Lo mismo sucedió por décadas o siglos en el ámbito de la política: había que formar estados nacionales, defender territorios, promulgar leyes, pelear guerras civiles, imponer una lengua, exterminar al otro y a las diferencias, crear industrias y latifundios, nacionalizarlas y hacer reformas agrarias, exportar e importar, educar y adoctrinar, explotar y conservar, conquistar y derrocar, crear riqueza y repartirla o no repartirla. Si la política latinoamericana no se ha centrado en el cuerpo no se debe a la desidia, sino que ha estado ocupada en otros menesteres para ella prioritarios. O quizás no es que la política se haya olvidado del cuerpo, sino que decidió que el cuerpo era uno solo y que era como debía ser, por lo que no era materia de debate; podía pelearse a muerte por la posesión de la tierra o de los medios de producción, pero el cuerpo –y en eso estaban de acuerdo todos los bandos de las más disímiles disputas– pertenecía a Dios, al Estado o a las buenas costumbres, o mejor aún: a los tres.

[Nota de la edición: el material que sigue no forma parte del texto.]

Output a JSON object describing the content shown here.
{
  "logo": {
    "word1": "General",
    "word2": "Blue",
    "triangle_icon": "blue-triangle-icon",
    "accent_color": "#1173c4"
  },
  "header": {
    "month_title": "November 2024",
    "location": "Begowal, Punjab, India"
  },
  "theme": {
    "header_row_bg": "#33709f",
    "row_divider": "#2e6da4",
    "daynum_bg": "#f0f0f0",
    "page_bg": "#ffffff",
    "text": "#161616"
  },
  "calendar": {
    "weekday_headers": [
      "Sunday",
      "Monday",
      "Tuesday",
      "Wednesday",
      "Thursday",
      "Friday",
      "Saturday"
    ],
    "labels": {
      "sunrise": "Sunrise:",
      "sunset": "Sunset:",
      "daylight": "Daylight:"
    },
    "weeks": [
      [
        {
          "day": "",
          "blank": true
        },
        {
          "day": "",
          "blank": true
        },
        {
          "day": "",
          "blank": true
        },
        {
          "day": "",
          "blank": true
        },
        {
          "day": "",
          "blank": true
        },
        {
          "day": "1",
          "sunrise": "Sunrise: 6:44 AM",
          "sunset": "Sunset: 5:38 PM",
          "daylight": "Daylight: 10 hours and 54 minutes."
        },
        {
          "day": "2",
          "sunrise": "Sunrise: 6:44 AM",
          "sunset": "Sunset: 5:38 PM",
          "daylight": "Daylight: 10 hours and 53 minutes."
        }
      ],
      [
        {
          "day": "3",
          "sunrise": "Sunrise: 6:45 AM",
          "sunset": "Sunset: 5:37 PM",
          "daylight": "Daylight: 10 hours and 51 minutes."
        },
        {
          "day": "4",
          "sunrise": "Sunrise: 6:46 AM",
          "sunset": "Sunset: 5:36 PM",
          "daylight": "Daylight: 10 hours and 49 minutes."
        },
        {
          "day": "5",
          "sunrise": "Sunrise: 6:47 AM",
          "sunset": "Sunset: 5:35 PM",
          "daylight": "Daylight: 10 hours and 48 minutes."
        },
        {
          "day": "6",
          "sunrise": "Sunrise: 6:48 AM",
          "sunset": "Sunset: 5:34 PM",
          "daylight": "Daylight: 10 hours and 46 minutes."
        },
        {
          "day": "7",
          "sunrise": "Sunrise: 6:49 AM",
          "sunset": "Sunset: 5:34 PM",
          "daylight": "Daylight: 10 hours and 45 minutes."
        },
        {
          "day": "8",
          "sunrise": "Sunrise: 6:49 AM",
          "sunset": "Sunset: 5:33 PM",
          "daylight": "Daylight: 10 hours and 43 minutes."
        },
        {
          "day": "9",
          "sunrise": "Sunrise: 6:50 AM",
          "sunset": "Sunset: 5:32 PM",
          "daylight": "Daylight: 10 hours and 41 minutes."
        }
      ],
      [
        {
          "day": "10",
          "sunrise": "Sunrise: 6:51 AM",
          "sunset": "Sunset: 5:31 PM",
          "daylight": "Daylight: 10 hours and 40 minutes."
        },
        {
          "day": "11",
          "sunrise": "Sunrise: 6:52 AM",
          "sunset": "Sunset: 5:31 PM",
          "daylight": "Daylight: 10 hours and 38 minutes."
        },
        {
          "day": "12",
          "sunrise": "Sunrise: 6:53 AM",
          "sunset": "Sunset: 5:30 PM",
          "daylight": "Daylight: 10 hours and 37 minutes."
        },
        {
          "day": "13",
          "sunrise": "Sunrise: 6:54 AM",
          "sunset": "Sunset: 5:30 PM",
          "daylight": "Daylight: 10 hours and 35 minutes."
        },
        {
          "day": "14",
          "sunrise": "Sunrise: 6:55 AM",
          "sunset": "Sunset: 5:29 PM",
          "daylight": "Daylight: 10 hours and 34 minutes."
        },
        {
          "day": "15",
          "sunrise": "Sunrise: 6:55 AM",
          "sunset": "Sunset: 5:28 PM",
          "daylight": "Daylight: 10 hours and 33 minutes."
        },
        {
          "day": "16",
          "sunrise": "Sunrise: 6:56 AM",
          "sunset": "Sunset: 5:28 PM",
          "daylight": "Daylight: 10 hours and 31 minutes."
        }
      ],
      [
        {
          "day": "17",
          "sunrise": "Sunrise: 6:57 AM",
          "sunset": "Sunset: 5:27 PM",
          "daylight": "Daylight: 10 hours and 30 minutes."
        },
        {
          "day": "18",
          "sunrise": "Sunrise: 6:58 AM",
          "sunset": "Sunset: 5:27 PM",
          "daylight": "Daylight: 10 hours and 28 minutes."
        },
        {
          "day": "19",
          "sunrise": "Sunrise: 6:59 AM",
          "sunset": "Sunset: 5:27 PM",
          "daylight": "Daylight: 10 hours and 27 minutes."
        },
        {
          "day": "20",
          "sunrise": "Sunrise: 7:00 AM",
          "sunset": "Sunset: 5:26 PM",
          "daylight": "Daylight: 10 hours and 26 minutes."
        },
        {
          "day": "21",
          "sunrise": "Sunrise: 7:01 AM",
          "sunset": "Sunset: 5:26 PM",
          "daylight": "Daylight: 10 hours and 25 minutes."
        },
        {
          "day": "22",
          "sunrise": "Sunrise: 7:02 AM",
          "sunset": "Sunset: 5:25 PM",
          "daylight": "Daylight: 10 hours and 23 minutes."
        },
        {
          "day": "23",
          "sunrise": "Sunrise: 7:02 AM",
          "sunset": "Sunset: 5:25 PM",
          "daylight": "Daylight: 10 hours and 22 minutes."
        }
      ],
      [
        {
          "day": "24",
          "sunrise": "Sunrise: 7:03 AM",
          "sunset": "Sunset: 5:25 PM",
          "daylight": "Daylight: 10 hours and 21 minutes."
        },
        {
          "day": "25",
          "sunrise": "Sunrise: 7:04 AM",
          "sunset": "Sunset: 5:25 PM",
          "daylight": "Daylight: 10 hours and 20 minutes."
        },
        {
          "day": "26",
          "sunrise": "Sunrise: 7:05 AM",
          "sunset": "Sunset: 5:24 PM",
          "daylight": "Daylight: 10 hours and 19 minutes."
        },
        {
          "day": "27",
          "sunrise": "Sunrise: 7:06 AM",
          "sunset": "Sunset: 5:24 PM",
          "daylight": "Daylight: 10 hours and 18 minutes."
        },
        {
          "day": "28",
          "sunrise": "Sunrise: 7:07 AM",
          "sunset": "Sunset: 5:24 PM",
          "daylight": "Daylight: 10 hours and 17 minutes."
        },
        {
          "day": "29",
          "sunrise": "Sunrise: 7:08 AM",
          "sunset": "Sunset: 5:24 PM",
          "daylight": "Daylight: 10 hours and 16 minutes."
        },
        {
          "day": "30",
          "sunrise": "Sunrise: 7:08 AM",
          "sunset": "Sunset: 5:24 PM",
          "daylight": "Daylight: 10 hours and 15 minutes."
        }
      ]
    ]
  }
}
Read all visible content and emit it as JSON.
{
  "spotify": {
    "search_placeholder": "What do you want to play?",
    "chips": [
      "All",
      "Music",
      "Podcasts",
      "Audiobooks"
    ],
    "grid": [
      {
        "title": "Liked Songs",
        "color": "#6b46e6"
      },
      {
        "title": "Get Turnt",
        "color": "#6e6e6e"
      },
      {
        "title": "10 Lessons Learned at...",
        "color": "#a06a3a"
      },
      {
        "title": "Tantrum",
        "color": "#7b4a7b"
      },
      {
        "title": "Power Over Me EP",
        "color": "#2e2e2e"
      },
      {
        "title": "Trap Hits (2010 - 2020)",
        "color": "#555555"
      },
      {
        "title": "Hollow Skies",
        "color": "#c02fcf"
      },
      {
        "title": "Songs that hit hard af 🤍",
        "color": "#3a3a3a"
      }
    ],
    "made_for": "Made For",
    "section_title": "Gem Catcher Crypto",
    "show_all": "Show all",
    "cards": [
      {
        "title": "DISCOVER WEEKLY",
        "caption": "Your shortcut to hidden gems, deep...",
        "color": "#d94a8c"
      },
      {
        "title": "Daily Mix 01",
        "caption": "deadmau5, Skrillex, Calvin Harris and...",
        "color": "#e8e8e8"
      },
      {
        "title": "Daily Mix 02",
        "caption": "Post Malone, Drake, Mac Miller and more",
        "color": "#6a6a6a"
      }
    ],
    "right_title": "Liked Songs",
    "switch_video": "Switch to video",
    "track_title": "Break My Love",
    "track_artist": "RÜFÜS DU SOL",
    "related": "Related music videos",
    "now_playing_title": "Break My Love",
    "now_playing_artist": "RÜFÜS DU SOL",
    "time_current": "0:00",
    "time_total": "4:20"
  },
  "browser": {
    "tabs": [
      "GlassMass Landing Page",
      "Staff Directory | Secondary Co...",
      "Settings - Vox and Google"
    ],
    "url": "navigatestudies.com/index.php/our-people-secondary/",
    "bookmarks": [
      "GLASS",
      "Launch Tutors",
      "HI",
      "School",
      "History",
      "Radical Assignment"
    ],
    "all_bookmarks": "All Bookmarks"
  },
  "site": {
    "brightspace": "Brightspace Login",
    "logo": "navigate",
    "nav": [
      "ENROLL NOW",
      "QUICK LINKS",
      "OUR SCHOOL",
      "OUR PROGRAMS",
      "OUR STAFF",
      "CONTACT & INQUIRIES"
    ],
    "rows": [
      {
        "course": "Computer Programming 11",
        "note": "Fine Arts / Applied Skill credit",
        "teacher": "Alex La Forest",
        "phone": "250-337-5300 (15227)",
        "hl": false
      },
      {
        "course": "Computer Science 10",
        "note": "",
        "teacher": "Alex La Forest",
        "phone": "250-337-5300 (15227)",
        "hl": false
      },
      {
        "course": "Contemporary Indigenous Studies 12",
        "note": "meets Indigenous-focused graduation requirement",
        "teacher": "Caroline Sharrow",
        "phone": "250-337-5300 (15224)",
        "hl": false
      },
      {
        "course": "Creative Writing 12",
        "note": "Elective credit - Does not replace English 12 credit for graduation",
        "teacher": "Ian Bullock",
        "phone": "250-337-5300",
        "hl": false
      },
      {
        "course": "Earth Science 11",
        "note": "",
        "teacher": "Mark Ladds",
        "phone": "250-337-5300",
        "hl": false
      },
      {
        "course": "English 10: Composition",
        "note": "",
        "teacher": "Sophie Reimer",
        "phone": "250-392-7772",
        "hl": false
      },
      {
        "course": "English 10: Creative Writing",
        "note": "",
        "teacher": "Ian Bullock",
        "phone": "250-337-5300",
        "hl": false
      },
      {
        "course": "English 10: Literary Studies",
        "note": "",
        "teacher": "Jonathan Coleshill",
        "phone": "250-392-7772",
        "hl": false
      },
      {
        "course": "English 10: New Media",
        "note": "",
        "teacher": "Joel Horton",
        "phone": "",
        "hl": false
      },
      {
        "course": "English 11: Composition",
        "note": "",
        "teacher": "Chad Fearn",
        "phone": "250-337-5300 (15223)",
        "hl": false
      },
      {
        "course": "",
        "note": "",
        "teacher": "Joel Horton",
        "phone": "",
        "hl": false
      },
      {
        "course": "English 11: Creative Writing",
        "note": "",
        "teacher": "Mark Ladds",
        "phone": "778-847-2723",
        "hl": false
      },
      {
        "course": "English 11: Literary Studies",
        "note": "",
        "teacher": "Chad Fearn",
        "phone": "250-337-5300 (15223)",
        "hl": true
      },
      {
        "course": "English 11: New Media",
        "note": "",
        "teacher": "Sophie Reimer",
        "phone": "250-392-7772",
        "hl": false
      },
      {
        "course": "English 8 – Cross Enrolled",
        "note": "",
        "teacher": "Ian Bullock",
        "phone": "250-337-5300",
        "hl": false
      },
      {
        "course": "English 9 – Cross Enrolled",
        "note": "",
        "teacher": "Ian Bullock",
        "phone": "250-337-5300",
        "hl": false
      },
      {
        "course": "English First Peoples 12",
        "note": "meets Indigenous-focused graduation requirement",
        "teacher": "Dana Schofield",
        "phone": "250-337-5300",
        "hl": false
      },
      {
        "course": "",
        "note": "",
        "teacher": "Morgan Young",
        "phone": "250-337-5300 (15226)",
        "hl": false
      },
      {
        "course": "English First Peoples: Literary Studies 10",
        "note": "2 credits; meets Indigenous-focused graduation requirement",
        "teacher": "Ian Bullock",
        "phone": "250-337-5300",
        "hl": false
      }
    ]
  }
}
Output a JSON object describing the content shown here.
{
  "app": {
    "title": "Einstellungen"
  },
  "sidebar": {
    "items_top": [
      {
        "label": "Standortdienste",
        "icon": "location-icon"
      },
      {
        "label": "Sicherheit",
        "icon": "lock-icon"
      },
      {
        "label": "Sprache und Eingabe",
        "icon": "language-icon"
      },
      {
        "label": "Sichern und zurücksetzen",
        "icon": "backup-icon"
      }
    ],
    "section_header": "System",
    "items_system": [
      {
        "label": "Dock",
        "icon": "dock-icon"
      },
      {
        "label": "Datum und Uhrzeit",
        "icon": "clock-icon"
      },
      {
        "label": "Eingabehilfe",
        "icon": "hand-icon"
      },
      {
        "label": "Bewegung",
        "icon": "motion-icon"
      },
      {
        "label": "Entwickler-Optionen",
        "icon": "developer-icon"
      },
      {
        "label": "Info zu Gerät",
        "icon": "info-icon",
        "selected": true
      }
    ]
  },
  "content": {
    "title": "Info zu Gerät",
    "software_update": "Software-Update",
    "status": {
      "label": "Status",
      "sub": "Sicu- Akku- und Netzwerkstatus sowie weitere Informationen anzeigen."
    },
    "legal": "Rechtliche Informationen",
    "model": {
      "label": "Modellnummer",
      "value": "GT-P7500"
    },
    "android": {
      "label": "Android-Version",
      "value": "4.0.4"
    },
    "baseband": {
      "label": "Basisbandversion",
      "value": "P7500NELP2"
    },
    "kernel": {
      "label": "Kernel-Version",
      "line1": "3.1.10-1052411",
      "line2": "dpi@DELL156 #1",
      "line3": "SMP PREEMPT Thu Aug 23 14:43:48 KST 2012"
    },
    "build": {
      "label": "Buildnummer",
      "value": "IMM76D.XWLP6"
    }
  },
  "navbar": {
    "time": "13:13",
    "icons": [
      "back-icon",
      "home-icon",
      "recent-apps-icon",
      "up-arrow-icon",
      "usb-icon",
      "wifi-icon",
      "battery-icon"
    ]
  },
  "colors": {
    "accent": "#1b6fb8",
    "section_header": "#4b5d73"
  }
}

Pero algo empezó a cambiar en la década de los sesenta, cuando para escándalo de reaccionarios y revolucionarios, los entonces jóvenes –tras sobreinterpretar a Foucault (es imposible leerlo de otra forma), decretar el amor libre y experimentar con toda clase de sustancias psicotrópicas– descubrieron que el cuerpo era el único territorio que quedaba en el planeta en espera de ser explorado y liberado. Y lo hicieron, aunque la promesa del comunismo, concretada allá lejos en algunas de sus más atroces realidades, como el maoísmo, era todavía demasiado sugerente como para contentarse con hacer la revolución únicamente en el restringido espacio de mundo que se extiende y condensa debajo de la piel.
Aunque se sentaron las bases de lo que habría de venir décadas más tarde, la revolución del cuerpo tuvo que esperar la derrota de la del proletariado para desencadenarse: quedaba claro que no se tomaría el cielo por asalto, pero liberar el polvo que somos tampoco estaba tan mal.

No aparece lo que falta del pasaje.